There is this moment in the Ferrari Luce video (around 1:12) where someone turns a temperature knob and we see a small red bar appear on the right over the scale, indicating how far we’ve moved from where we started.

That bar got stuck in my head. Like, unreasonably stuck. Why a bar? Why not just show the number and move on? Why would someone go that extra mile?

The more I thought about it, that delta made sense because most of the time, temperature isn’t about destination. It’s more of a negotiation.

For most sliders, we don’t care where we started. But temperature? We’re tuning a feeling. We’re trying to land on something that feels right. That’s why showing the distance from “before” to “current” felt meaningful for me.

I loved the fact that someone cared this much about temperature control and went that extra mile to put that delta bar (that’s what the LLMs named it) there.

As someone who loves designing things… I wanted to bring that same care to a touchscreen. So I tried rebuilding it.

I kept a few things. Changed a few things and also added a few things.

Normally, this is where I’d close Xcode and move on with my life. But this time, I thought… why not drag everyone into this with me 😊

The Gradient Bar

In the Luce, the indicator bar is flat. Red for hot. Blue for cold. I wanted it to say more.

So I made it a gradient.

Here, the color shifts from the temperature we started at… to the temperature we’re heading toward. A flat bar just shows distance. But I believe the gradient can say more… the thermal band we’re crossing… “moving from cool into warm” instead of “moved some amount”.

The Knob Arcs

The knob uses two arcs. Red anchored at the top. Blue at the bottom. As we drag, one grows and the other shrinks. At the extremes, the dominant arc becomes a full circle.

We don’t need to read the number to know our zone. The color tells us at a glance. The number gives us precision. The arc gives us a feeling. The numbers are there just to confirm what the colors already told us.

The Lifted Knob

In the Luce, the temperature readout lives on a display and the physical knob sits beneath it. Input and output are naturally separated.

On a touch screen, the knob is both. Our finger hides exactly what it’s trying to change.

So during a drag, the knob lifts. It rises above our finger.

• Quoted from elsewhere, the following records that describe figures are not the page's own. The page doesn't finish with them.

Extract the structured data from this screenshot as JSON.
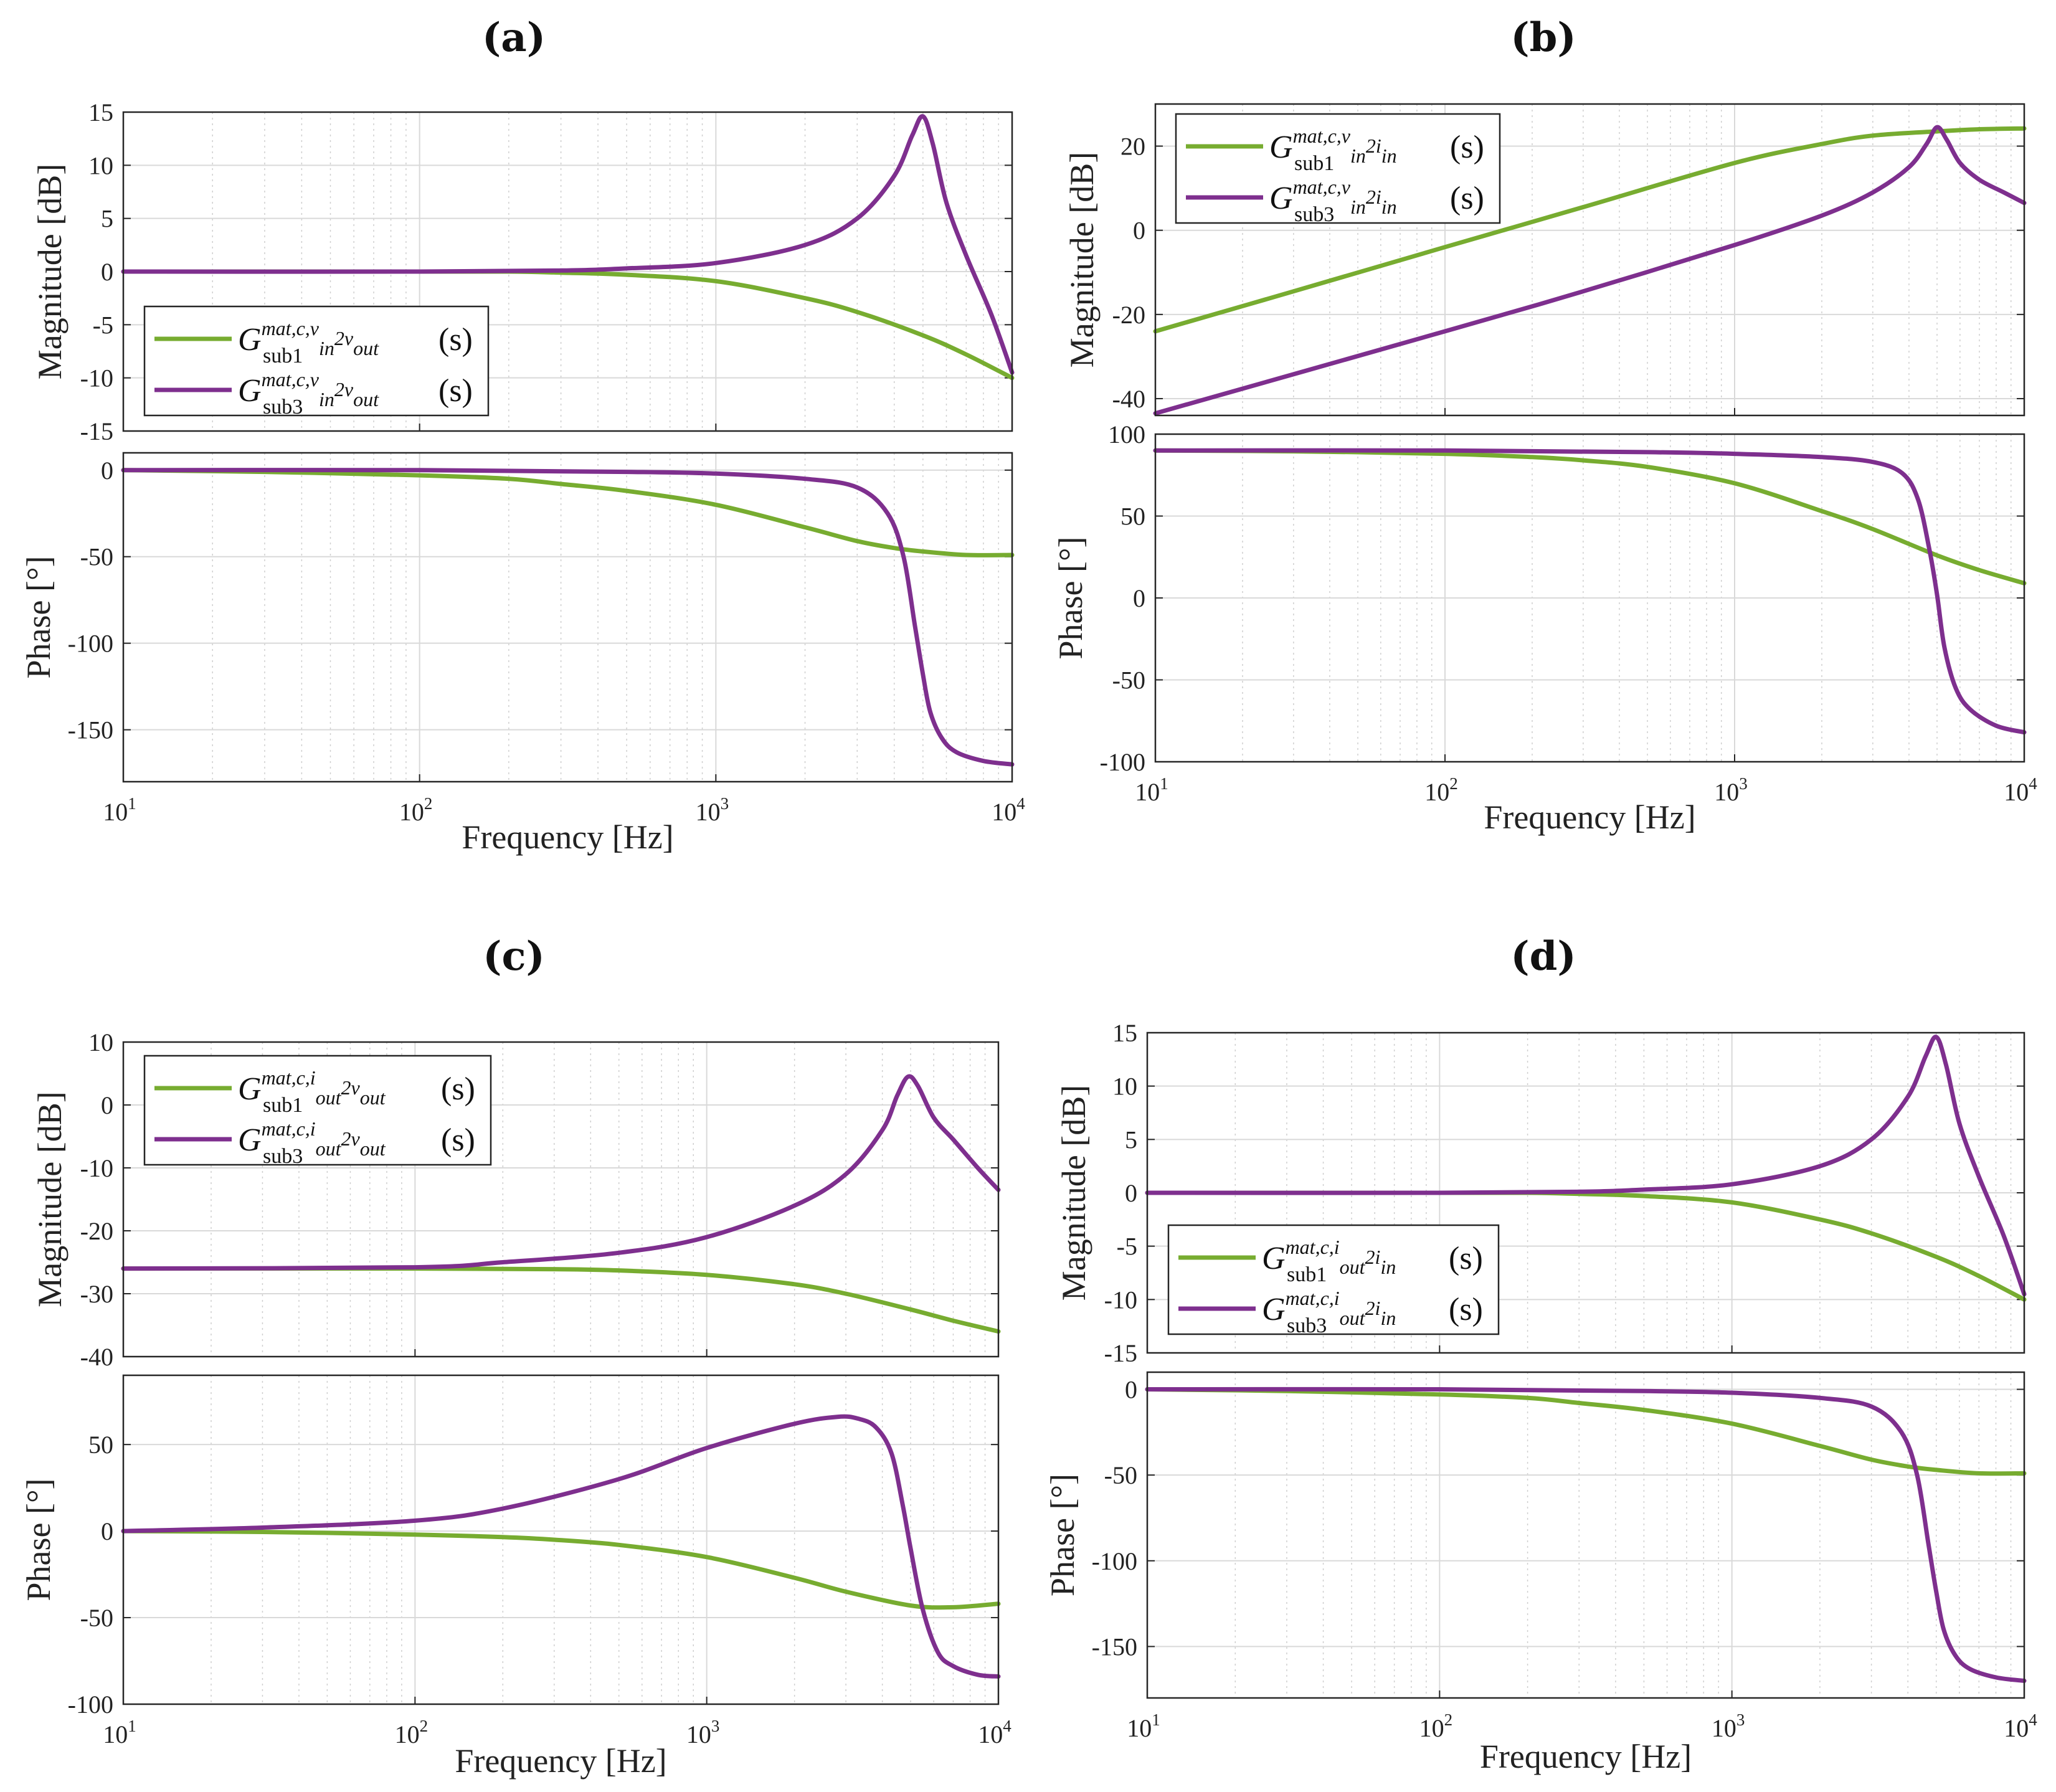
{
  "colors": {
    "sub1": "#77AC30",
    "sub3": "#7E2F8E"
  },
  "chart_data": [
    {
      "panel": "(a)",
      "type": "line",
      "x_scale": "log",
      "xlim": [
        10,
        10000
      ],
      "xlabel": "Frequency [Hz]",
      "x_ticks": [
        {
          "base": "10",
          "exp": "1"
        },
        {
          "base": "10",
          "exp": "2"
        },
        {
          "base": "10",
          "exp": "3"
        },
        {
          "base": "10",
          "exp": "4"
        }
      ],
      "magnitude": {
        "ylabel": "Magnitude [dB]",
        "ylim": [
          -15,
          15
        ],
        "yticks": [
          "15",
          "10",
          "5",
          "0",
          "-5",
          "-10",
          "-15"
        ],
        "legend_position": "lower-left",
        "series": [
          {
            "name": "sub1",
            "label": {
              "base": "G",
              "sup": "mat,c,v",
              "sup_sub": "in",
              "sup2": "2v",
              "sup_sub2": "out",
              "sub": "sub1",
              "arg": "(s)"
            },
            "x": [
              10,
              30,
              100,
              200,
              300,
              500,
              1000,
              2000,
              3000,
              5000,
              7000,
              10000
            ],
            "y": [
              0,
              0,
              0,
              0,
              -0.1,
              -0.3,
              -0.9,
              -2.5,
              -3.8,
              -6,
              -7.8,
              -10
            ]
          },
          {
            "name": "sub3",
            "label": {
              "base": "G",
              "sup": "mat,c,v",
              "sup_sub": "in",
              "sup2": "2v",
              "sup_sub2": "out",
              "sub": "sub3",
              "arg": "(s)"
            },
            "x": [
              10,
              100,
              300,
              500,
              1000,
              2000,
              3000,
              4000,
              4600,
              5000,
              5400,
              6000,
              7000,
              8500,
              10000
            ],
            "y": [
              0,
              0,
              0.1,
              0.3,
              0.8,
              2.5,
              5,
              9,
              12.8,
              14.6,
              12,
              6.5,
              1.5,
              -4,
              -9.5
            ]
          }
        ]
      },
      "phase": {
        "ylabel": "Phase [°]",
        "ylim": [
          -180,
          10
        ],
        "yticks": [
          "0",
          "-50",
          "-100",
          "-150"
        ],
        "series": [
          {
            "name": "sub1",
            "x": [
              10,
              30,
              100,
              200,
              300,
              500,
              1000,
              2000,
              3000,
              4000,
              5000,
              7000,
              10000
            ],
            "y": [
              0,
              -1,
              -3,
              -5,
              -8,
              -12,
              -20,
              -33,
              -41,
              -45,
              -47,
              -49,
              -49
            ]
          },
          {
            "name": "sub3",
            "x": [
              10,
              100,
              500,
              1000,
              2000,
              3000,
              3800,
              4300,
              4700,
              5000,
              5300,
              5800,
              6500,
              8000,
              10000
            ],
            "y": [
              0,
              0,
              -1,
              -2,
              -5,
              -10,
              -25,
              -50,
              -90,
              -118,
              -140,
              -155,
              -163,
              -168,
              -170
            ]
          }
        ]
      }
    },
    {
      "panel": "(b)",
      "type": "line",
      "x_scale": "log",
      "xlim": [
        10,
        10000
      ],
      "xlabel": "Frequency [Hz]",
      "x_ticks": [
        {
          "base": "10",
          "exp": "1"
        },
        {
          "base": "10",
          "exp": "2"
        },
        {
          "base": "10",
          "exp": "3"
        },
        {
          "base": "10",
          "exp": "4"
        }
      ],
      "magnitude": {
        "ylabel": "Magnitude [dB]",
        "ylim": [
          -44,
          30
        ],
        "yticks": [
          "20",
          "0",
          "-20",
          "-40"
        ],
        "legend_position": "top-left",
        "series": [
          {
            "name": "sub1",
            "label": {
              "base": "G",
              "sup": "mat,c,v",
              "sup_sub": "in",
              "sup2": "2i",
              "sup_sub2": "in",
              "sub": "sub1",
              "arg": "(s)"
            },
            "x": [
              10,
              30,
              100,
              300,
              1000,
              2000,
              3000,
              5000,
              7000,
              10000
            ],
            "y": [
              -24,
              -14.5,
              -4,
              5.5,
              16,
              20.5,
              22.5,
              23.5,
              24,
              24.2
            ]
          },
          {
            "name": "sub3",
            "label": {
              "base": "G",
              "sup": "mat,c,v",
              "sup_sub": "in",
              "sup2": "2i",
              "sup_sub2": "in",
              "sub": "sub3",
              "arg": "(s)"
            },
            "x": [
              10,
              100,
              300,
              1000,
              2000,
              3000,
              4000,
              4600,
              5000,
              5400,
              6000,
              7000,
              8500,
              10000
            ],
            "y": [
              -43.5,
              -24,
              -14.5,
              -3.5,
              3.5,
              9,
              15,
              20.5,
              24.5,
              21.5,
              16,
              12,
              9,
              6.5
            ]
          }
        ]
      },
      "phase": {
        "ylabel": "Phase [°]",
        "ylim": [
          -100,
          100
        ],
        "yticks": [
          "100",
          "50",
          "0",
          "-50",
          "-100"
        ],
        "series": [
          {
            "name": "sub1",
            "x": [
              10,
              30,
              100,
              200,
              300,
              500,
              1000,
              2000,
              3000,
              5000,
              7000,
              10000
            ],
            "y": [
              90,
              89.5,
              88,
              86,
              84,
              80,
              70,
              53,
              42,
              26,
              17,
              9
            ]
          },
          {
            "name": "sub3",
            "x": [
              10,
              100,
              500,
              1000,
              2000,
              3000,
              3800,
              4300,
              4700,
              5000,
              5300,
              5800,
              6500,
              8000,
              10000
            ],
            "y": [
              90,
              90,
              89,
              88,
              86,
              83,
              76,
              60,
              30,
              2,
              -30,
              -55,
              -68,
              -78,
              -82
            ]
          }
        ]
      }
    },
    {
      "panel": "(c)",
      "type": "line",
      "x_scale": "log",
      "xlim": [
        10,
        10000
      ],
      "xlabel": "Frequency [Hz]",
      "x_ticks": [
        {
          "base": "10",
          "exp": "1"
        },
        {
          "base": "10",
          "exp": "2"
        },
        {
          "base": "10",
          "exp": "3"
        },
        {
          "base": "10",
          "exp": "4"
        }
      ],
      "magnitude": {
        "ylabel": "Magnitude [dB]",
        "ylim": [
          -40,
          10
        ],
        "yticks": [
          "10",
          "0",
          "-10",
          "-20",
          "-30",
          "-40"
        ],
        "legend_position": "top-left",
        "series": [
          {
            "name": "sub1",
            "label": {
              "base": "G",
              "sup": "mat,c,i",
              "sup_sub": "out",
              "sup2": "2v",
              "sup_sub2": "out",
              "sub": "sub1",
              "arg": "(s)"
            },
            "x": [
              10,
              100,
              300,
              500,
              1000,
              2000,
              3000,
              5000,
              7000,
              10000
            ],
            "y": [
              -26,
              -26,
              -26.1,
              -26.3,
              -27,
              -28.5,
              -30,
              -32.5,
              -34.3,
              -36
            ]
          },
          {
            "name": "sub3",
            "label": {
              "base": "G",
              "sup": "mat,c,i",
              "sup_sub": "out",
              "sup2": "2v",
              "sup_sub2": "out",
              "sub": "sub3",
              "arg": "(s)"
            },
            "x": [
              10,
              100,
              200,
              500,
              1000,
              2000,
              3000,
              4000,
              4500,
              4900,
              5300,
              6000,
              7000,
              8500,
              10000
            ],
            "y": [
              -26,
              -25.8,
              -25,
              -23.5,
              -21,
              -16,
              -11,
              -4,
              1.5,
              4.5,
              3,
              -2,
              -5.5,
              -10,
              -13.5
            ]
          }
        ]
      },
      "phase": {
        "ylabel": "Phase [°]",
        "ylim": [
          -100,
          90
        ],
        "yticks": [
          "50",
          "0",
          "-50",
          "-100"
        ],
        "series": [
          {
            "name": "sub1",
            "x": [
              10,
              30,
              100,
              200,
              300,
              500,
              1000,
              2000,
              3000,
              5000,
              7000,
              10000
            ],
            "y": [
              0,
              -0.5,
              -2,
              -3.5,
              -5,
              -8,
              -15,
              -27,
              -35,
              -43,
              -44,
              -42
            ]
          },
          {
            "name": "sub3",
            "x": [
              10,
              30,
              100,
              200,
              500,
              1000,
              2000,
              2800,
              3300,
              3800,
              4300,
              4700,
              5000,
              5500,
              6200,
              7000,
              8500,
              10000
            ],
            "y": [
              0,
              2,
              6,
              13,
              30,
              48,
              62,
              66,
              65,
              60,
              45,
              15,
              -10,
              -45,
              -70,
              -78,
              -83,
              -84
            ]
          }
        ]
      }
    },
    {
      "panel": "(d)",
      "type": "line",
      "x_scale": "log",
      "xlim": [
        10,
        10000
      ],
      "xlabel": "Frequency [Hz]",
      "x_ticks": [
        {
          "base": "10",
          "exp": "1"
        },
        {
          "base": "10",
          "exp": "2"
        },
        {
          "base": "10",
          "exp": "3"
        },
        {
          "base": "10",
          "exp": "4"
        }
      ],
      "magnitude": {
        "ylabel": "Magnitude [dB]",
        "ylim": [
          -15,
          15
        ],
        "yticks": [
          "15",
          "10",
          "5",
          "0",
          "-5",
          "-10",
          "-15"
        ],
        "legend_position": "lower-left",
        "series": [
          {
            "name": "sub1",
            "label": {
              "base": "G",
              "sup": "mat,c,i",
              "sup_sub": "out",
              "sup2": "2i",
              "sup_sub2": "in",
              "sub": "sub1",
              "arg": "(s)"
            },
            "x": [
              10,
              30,
              100,
              200,
              300,
              500,
              1000,
              2000,
              3000,
              5000,
              7000,
              10000
            ],
            "y": [
              0,
              0,
              0,
              0,
              -0.1,
              -0.3,
              -0.9,
              -2.5,
              -3.8,
              -6,
              -7.8,
              -10
            ]
          },
          {
            "name": "sub3",
            "label": {
              "base": "G",
              "sup": "mat,c,i",
              "sup_sub": "out",
              "sup2": "2i",
              "sup_sub2": "in",
              "sub": "sub3",
              "arg": "(s)"
            },
            "x": [
              10,
              100,
              300,
              500,
              1000,
              2000,
              3000,
              4000,
              4600,
              5000,
              5400,
              6000,
              7000,
              8500,
              10000
            ],
            "y": [
              0,
              0,
              0.1,
              0.3,
              0.8,
              2.5,
              5,
              9,
              12.8,
              14.6,
              12,
              6.5,
              1.5,
              -4,
              -9.5
            ]
          }
        ]
      },
      "phase": {
        "ylabel": "Phase [°]",
        "ylim": [
          -180,
          10
        ],
        "yticks": [
          "0",
          "-50",
          "-100",
          "-150"
        ],
        "series": [
          {
            "name": "sub1",
            "x": [
              10,
              30,
              100,
              200,
              300,
              500,
              1000,
              2000,
              3000,
              4000,
              5000,
              7000,
              10000
            ],
            "y": [
              0,
              -1,
              -3,
              -5,
              -8,
              -12,
              -20,
              -33,
              -41,
              -45,
              -47,
              -49,
              -49
            ]
          },
          {
            "name": "sub3",
            "x": [
              10,
              100,
              500,
              1000,
              2000,
              3000,
              3800,
              4300,
              4700,
              5000,
              5300,
              5800,
              6500,
              8000,
              10000
            ],
            "y": [
              0,
              0,
              -1,
              -2,
              -5,
              -10,
              -25,
              -50,
              -90,
              -118,
              -140,
              -155,
              -163,
              -168,
              -170
            ]
          }
        ]
      }
    }
  ]
}
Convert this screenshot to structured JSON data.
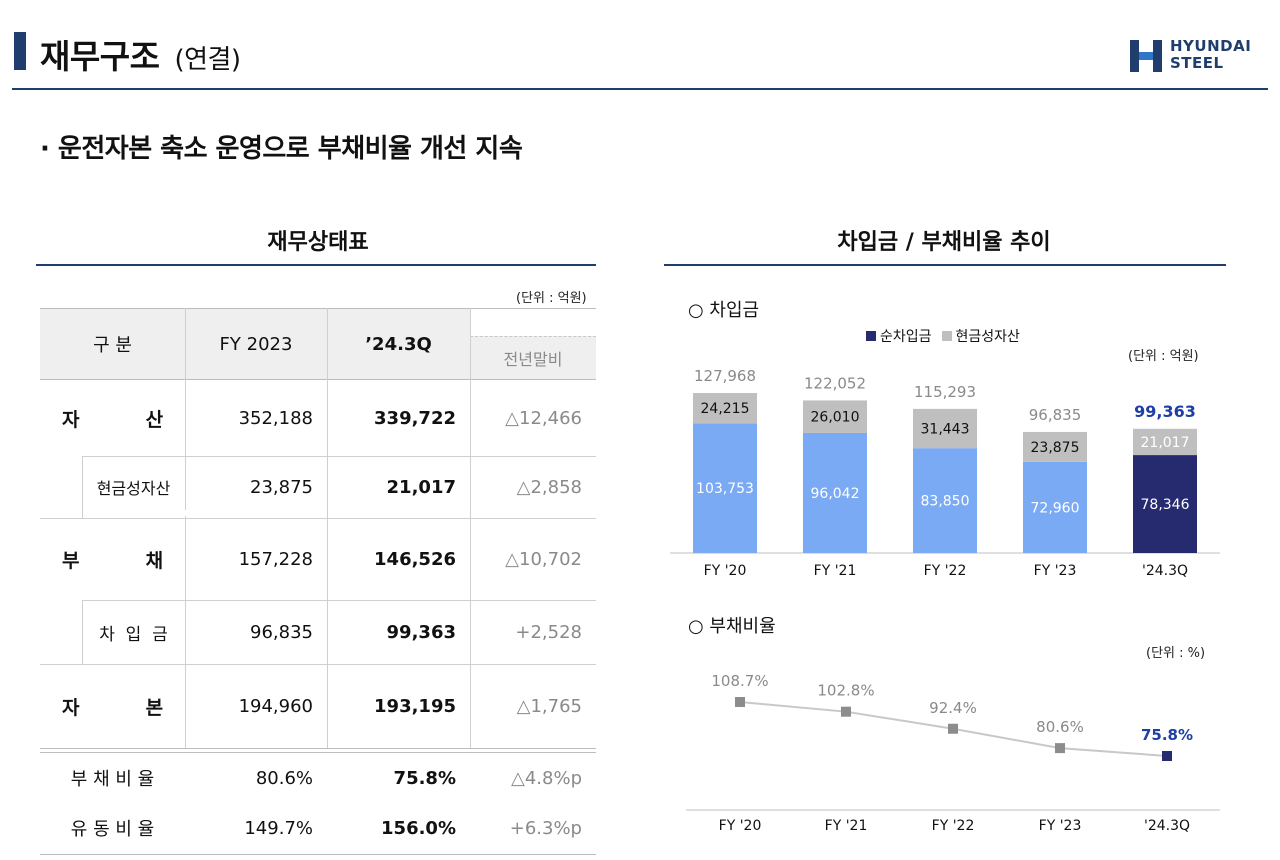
{
  "header": {
    "title": "재무구조",
    "subtitle": "(연결)",
    "logo_line1": "HYUNDAI",
    "logo_line2": "STEEL"
  },
  "headline": "· 운전자본 축소 운영으로 부채비율 개선 지속",
  "balance_sheet": {
    "title": "재무상태표",
    "unit": "(단위 : 억원)",
    "headers": {
      "category": "구 분",
      "fy2023": "FY 2023",
      "q": "’24.3Q",
      "diff": "전년말비"
    },
    "rows": [
      {
        "label": "자          산",
        "fy2023": "352,188",
        "q": "339,722",
        "diff": "△12,466"
      },
      {
        "label": "현금성자산",
        "fy2023": "23,875",
        "q": "21,017",
        "diff": "△2,858"
      },
      {
        "label": "부          채",
        "fy2023": "157,228",
        "q": "146,526",
        "diff": "△10,702"
      },
      {
        "label": "차  입  금",
        "fy2023": "96,835",
        "q": "99,363",
        "diff": "+2,528"
      },
      {
        "label": "자          본",
        "fy2023": "194,960",
        "q": "193,195",
        "diff": "△1,765"
      },
      {
        "label": "부 채 비 율",
        "fy2023": "80.6%",
        "q": "75.8%",
        "diff": "△4.8%p"
      },
      {
        "label": "유 동 비 율",
        "fy2023": "149.7%",
        "q": "156.0%",
        "diff": "+6.3%p"
      }
    ]
  },
  "trend": {
    "title": "차입금 / 부채비율 추이"
  },
  "chart_data": [
    {
      "type": "bar",
      "title": "○ 차입금",
      "unit": "(단위 : 억원)",
      "stacked": true,
      "categories": [
        "FY '20",
        "FY '21",
        "FY '22",
        "FY '23",
        "'24.3Q"
      ],
      "series": [
        {
          "name": "순차입금",
          "values": [
            103753,
            96042,
            83850,
            72960,
            78346
          ]
        },
        {
          "name": "현금성자산",
          "values": [
            24215,
            26010,
            31443,
            23875,
            21017
          ]
        }
      ],
      "totals": [
        127968,
        122052,
        115293,
        96835,
        99363
      ],
      "value_labels": {
        "net": [
          "103,753",
          "96,042",
          "83,850",
          "72,960",
          "78,346"
        ],
        "cash": [
          "24,215",
          "26,010",
          "31,443",
          "23,875",
          "21,017"
        ],
        "total": [
          "127,968",
          "122,052",
          "115,293",
          "96,835",
          "99,363"
        ]
      },
      "colors": {
        "net": "#7aaaf4",
        "net_highlight": "#262a6e",
        "cash": "#bfbfbf",
        "highlight_text": "#1f3fa8"
      },
      "legend_position": "top-right",
      "ylim": [
        0,
        140000
      ]
    },
    {
      "type": "line",
      "title": "○ 부채비율",
      "unit": "(단위 : %)",
      "categories": [
        "FY '20",
        "FY '21",
        "FY '22",
        "FY '23",
        "'24.3Q"
      ],
      "values": [
        108.7,
        102.8,
        92.4,
        80.6,
        75.8
      ],
      "value_labels": [
        "108.7%",
        "102.8%",
        "92.4%",
        "80.6%",
        "75.8%"
      ],
      "colors": {
        "line": "#c8c8c8",
        "marker": "#8c8c8c",
        "highlight": "#262a6e",
        "highlight_text": "#1f3fa8"
      },
      "ylim": [
        60,
        120
      ]
    }
  ]
}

A thin line appears below our touch, anchoring where our finger is. For a brief moment, it splits into two. One for our hand. One for our eyes. Our finger knows where it is. Our eyes know what it’s doing. When we let go, they become one again.

The Scale

In the Luce, the scale sits on the right and stays fixed. That works because the physical knob is below the display. Our hand is nowhere near the readout.

On a touch screen, it’s different. Our hand is the input. And depending on which hand we use, one side is always blocked. So I made the scale configurable. It can sit on either side, depending on which hand is dragging.

I also made the thermometer indicator below change based on the temperature zone. I’m not sure it’s even needed. The knob already tells us where we are. In traditional cars, that indicator is just painted. It never changes. Nobody ever complained. It worked fine for decades.

But these are the kinda things I like to explore. If not… What’s the point of going digital if we’re not going to overthink every pixel.

There’s more I could go into, but I’ll stop here.

It’s a car I’ll never own. An interface I’ll never get to touch. This is the only way I can get close to experiencing it, by interpreting the maker’s care.

Will any of this ship? Maybe. Maybe not. But somewhere between the gradient bar and the lifted knob, this Valentine’s weekend was well spent. Designing a slider for feeling.